‘Owning media is now an act of countercultural defiance’
This post dives deeper into a recent comment made by Eve 6 lead singer, Max Collins, on how media distributors are focused more on profits than accessibility.
Max Collins, the lead singer of the band Eve 6 has penned a great piece for Popula, noting that owning media is now an act of countercultural defiance. Specifically, he’s speaking out against basically all of the major book publishers suing the Internet Archive for making it possible to check out digital copies of books. He highlights, first, how the key gatekeepers, both in music (the record labels) and in book publishing have crafted a system that clearly screws over the actual creative folks, and how they basically want to make it so that all media you consume is on a rental model where you have to keep paying again and again and again.
And now they are coming for the authors of books, by suing the Internet Archive to ensure that books become like Spotify music: theirs, not yours or ours, to own. Owning media is now an act of countercultural defiance.

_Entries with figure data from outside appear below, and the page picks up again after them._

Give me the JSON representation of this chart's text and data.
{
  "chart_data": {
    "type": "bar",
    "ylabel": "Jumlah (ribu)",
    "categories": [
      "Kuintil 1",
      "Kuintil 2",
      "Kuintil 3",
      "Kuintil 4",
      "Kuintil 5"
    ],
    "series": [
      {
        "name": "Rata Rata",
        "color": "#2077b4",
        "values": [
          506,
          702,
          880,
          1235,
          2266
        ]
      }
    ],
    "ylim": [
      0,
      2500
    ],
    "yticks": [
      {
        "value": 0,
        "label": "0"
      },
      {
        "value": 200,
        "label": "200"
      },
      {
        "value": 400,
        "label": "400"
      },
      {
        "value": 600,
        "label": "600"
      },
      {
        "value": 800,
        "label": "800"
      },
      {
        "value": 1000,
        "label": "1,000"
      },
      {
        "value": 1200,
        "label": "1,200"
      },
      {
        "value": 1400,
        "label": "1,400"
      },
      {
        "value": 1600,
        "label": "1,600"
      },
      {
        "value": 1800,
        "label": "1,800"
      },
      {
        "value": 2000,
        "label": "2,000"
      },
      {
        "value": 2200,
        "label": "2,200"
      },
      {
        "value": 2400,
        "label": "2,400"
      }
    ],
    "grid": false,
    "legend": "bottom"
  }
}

He talks about growing up going to record shops and finding the hidden gems (an experience I remember well, too). And while that may feel like just nostalgia for “the way things were,” he’s making larger point. There are elements of the new systems that are clearly better than the old. The ability of basically anyone to access almost any kind of music or books at any time is really something worth celebrating. But, he’s highlighting how, when it’s done under the terms of the labels and the publishers, the models are designed for exploitation, rather than to benefit culture.

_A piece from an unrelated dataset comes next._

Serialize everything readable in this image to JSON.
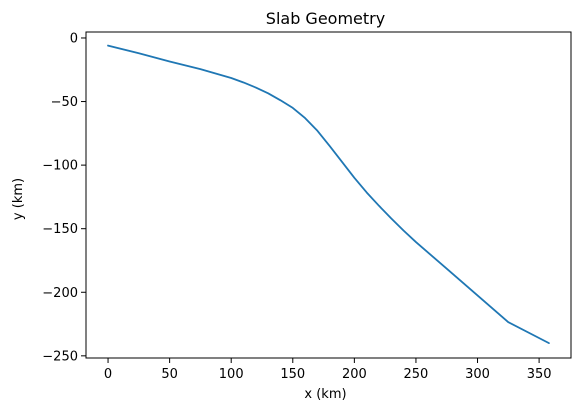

The Internet Archive’s Open Library operates with an owning and lending model, like a traditional library. That means big publishers, who are the platform capitalists of print media, want to see it destroyed. They do not want you to be able to take digital books out from a library. They don’t even want you to own digital books. They want to move you to subscription services like Spotify, Netflix or Amazon Prime, so they can count on your monthly tithes to CEOs and shareholders coming in… forever.
I’m not sure I agree with the whole “platform capitalism” framing, but the underlying point is solid. To some extent, some of his complaints have existed for many decades (centuries?). He notes that “we’re handing art over entirely to the profit motive…” but that’s actually been quite true for a long, long time, and isn’t exactly new in the age of Spotify, Netflix, and Amazon.
But what is changing is that there were alternatives in the past and ways around that system, and that included things like the library. But that’s an anathema to the companies that want to see if they can squeeze more out of users by making the consumption of media a subscription, rather than something that the users actually have some level of control over. And digital libraries, like the Internet Archive, are important to preserve that other path for access to culture:
The Internet Archive and all other digital libraries and archives must be protected, and people need to see this ludicrously unethical suit by big publishers for what it is: an assault on art and truth and its protection for posterity.
I wish more artists were willing to speak up about this. I’ve seen far too many authors supporting the lawsuit, without realizing the end result of it is to put them even more under the control of the big publishers, which have already been exploiting them as the only games in town.